From the September 1926 issue of The Christian Science Journal


Christian Science teaches that any appearance of error— disease, discord, or poverty—is due to wrong thinking. Therefore, the place in which to correct the error is in thought. To admit a mistake is a step toward the right solution of a problem—an important step, to be sure, since it implies the admission that an error has been made and the willingness to rectify it. But there also is the necessity to put the right concept in place of the false, that the individual never again may be tempted to make that particular mistake, and that all who see may be encouraged to work out their problems. This further effort tests the inclination of the student for sustained activity,—for persistence, patience, determination,— and the understanding which he has gained while making and correcting the mistake. The wise student wastes no time in self-condemnation, but is grateful that experience has taught him how to work rightly. He gladly gives up the ignorance, willfulness, or self-sufficiency which has prevented him from seeing the rule which he should have applied to his problem, and enjoys the larger liberty arid wider opportunity for achievement which comes to one striving to work in accordance with infinite, omnipotent, omniscient divine Mind. And he recognizes that he has lost nothing by giving up the wrong way, but has gained immeasurable by accepting the right.

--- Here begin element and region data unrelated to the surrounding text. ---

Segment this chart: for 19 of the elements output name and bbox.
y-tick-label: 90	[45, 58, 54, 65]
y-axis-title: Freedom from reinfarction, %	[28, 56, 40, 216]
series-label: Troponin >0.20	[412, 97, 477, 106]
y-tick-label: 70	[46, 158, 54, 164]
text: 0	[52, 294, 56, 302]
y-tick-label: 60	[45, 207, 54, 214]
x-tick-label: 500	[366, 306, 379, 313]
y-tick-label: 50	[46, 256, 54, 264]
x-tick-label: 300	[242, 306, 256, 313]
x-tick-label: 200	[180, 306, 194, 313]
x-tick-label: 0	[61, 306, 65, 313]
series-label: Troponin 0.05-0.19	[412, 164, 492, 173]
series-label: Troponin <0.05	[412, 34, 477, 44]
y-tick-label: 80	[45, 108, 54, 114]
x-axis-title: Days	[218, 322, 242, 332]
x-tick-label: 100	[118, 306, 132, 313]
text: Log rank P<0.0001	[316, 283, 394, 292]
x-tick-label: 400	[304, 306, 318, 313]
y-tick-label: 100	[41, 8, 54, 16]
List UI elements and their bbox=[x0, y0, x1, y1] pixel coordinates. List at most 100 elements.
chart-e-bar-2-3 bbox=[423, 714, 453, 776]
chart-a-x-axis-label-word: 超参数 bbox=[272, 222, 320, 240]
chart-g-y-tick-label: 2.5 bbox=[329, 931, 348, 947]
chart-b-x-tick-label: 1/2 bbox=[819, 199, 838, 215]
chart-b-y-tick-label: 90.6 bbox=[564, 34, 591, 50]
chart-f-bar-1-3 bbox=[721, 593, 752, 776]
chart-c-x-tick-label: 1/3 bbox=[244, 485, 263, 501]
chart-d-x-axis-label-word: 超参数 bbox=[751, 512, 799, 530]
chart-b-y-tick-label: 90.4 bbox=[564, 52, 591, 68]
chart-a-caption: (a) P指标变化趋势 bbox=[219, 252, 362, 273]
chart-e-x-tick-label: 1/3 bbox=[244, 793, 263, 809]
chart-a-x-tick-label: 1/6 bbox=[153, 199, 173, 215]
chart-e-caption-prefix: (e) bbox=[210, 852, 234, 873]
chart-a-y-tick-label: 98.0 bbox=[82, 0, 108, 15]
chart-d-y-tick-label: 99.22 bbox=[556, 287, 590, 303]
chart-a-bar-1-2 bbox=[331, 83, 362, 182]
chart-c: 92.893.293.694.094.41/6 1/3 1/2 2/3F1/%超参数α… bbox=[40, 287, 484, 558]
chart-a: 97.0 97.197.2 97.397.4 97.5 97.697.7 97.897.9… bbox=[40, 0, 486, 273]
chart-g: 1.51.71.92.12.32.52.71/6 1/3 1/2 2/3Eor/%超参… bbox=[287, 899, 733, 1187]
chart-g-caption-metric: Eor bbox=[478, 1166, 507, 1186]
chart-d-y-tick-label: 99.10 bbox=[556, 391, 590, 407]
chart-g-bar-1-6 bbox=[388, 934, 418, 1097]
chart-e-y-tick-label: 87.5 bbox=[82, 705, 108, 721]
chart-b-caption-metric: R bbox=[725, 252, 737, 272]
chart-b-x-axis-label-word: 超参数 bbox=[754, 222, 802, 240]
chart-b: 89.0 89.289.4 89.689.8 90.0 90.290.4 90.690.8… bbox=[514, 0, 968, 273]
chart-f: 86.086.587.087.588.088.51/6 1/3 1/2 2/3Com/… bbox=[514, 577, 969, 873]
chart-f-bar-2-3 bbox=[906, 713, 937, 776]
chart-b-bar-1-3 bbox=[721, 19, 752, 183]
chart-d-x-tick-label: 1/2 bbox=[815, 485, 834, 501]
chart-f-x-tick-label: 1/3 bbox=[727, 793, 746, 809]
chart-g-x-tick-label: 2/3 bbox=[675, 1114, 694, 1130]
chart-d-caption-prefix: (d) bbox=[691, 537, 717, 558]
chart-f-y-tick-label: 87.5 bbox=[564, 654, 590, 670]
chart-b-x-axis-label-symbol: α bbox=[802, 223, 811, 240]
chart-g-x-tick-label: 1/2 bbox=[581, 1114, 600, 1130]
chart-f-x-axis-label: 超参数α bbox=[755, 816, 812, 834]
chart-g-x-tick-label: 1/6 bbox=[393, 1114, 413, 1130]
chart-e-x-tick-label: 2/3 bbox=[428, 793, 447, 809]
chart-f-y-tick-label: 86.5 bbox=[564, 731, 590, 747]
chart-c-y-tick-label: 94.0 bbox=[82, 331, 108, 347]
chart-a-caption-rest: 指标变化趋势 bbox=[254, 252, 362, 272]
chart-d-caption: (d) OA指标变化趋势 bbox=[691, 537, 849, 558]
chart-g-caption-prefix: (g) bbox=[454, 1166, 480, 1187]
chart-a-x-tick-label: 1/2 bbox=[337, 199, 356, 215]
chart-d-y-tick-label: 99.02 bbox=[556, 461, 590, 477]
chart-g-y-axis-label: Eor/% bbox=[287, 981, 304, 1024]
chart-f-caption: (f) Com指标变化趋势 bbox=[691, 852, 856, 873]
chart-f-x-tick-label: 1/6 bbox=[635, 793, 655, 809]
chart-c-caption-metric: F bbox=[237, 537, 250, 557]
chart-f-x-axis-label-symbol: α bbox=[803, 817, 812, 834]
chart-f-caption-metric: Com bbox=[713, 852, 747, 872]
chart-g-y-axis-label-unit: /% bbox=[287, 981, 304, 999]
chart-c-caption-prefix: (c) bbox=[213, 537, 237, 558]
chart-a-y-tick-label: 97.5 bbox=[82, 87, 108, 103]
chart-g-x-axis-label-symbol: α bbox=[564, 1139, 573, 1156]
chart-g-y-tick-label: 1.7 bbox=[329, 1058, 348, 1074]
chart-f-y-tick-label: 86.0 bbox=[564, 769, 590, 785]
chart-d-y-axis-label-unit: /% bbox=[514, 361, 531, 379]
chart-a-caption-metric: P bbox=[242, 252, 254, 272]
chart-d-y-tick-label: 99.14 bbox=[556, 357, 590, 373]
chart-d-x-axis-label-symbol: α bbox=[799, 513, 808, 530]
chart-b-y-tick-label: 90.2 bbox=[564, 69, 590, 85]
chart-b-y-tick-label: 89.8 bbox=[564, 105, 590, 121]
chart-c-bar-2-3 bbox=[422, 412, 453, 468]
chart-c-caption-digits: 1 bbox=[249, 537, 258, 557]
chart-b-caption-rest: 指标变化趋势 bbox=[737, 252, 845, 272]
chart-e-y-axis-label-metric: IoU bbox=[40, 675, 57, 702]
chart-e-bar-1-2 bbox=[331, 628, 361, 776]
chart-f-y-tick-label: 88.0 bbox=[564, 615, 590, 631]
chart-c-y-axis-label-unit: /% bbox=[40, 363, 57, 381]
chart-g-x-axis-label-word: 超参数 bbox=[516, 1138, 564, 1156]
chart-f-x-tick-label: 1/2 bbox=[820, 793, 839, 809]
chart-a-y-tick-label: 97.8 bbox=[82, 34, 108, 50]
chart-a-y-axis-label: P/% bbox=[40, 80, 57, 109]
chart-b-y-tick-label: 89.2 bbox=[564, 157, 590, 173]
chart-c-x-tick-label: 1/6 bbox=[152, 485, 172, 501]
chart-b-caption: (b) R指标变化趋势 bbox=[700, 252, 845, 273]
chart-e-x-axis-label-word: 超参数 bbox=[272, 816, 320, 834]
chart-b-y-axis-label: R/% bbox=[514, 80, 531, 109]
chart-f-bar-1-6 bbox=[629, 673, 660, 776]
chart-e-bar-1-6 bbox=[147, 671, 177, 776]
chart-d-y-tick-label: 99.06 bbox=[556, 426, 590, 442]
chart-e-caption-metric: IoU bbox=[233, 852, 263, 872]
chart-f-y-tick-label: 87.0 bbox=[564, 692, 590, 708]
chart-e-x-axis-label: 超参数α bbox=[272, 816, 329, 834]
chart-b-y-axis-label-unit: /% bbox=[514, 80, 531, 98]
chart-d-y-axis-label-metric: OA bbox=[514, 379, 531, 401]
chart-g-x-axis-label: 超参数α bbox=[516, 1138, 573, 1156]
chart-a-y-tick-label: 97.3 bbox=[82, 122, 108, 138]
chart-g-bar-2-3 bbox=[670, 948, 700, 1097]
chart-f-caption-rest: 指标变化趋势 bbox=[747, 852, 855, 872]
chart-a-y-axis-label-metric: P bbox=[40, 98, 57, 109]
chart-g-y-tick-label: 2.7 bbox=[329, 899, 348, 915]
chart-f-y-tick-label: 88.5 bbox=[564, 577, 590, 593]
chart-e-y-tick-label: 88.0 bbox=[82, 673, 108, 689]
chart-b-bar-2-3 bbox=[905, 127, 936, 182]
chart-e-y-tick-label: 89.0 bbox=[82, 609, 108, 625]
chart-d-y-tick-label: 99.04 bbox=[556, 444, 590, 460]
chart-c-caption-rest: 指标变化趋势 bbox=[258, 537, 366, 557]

Occasionally some one, not a student of Christian Science, may be heard to say, "I just used Christian Science and denied that I had a headache." But one who comprehends something of the teaching of Christian Science denies not only that he has a headache, but also that a headache can exist; and in the place of the human belief of a suffering, sinning mortal, subject to disease, accident, and poverty, the student of Christian Science strives to understand man as spiritual, made in the image and likeness of God, and therefore incapable of sickness, discord, or sin. He corrects his thought by knowing that his human belief of man as entertaining pain was wrong; and he completes his healing by establishing in his consciousness the right concept of man as the child of God, who knows no pain. The mistake is obliterated by the understanding of the spiritual fact; and this reliance upon the truth of God points to an important difference between healing by the Science of Christianity and attempting to control the human body through the so-called carnal or mortal mind.

The student of Christian Science who is faced with a problem of poverty strives to wipe out the belief that he can suffer loss or lack with the understanding that Mind's idea reflects the all-inclusive power which formed it, and therefore always is possessed of all that it needs, and never can be deprived of any good. So he turns his thinking in such a direction that he is enabled to make wise decisions with regard to his expenditures; to deal generously, so that he is "rich toward God" and toward his fellow-man; and to prove that hands which are ready to serve God never can lack an opportunity for right activity. When he has taken a right position mentally, such position will be manifested in his daily affairs.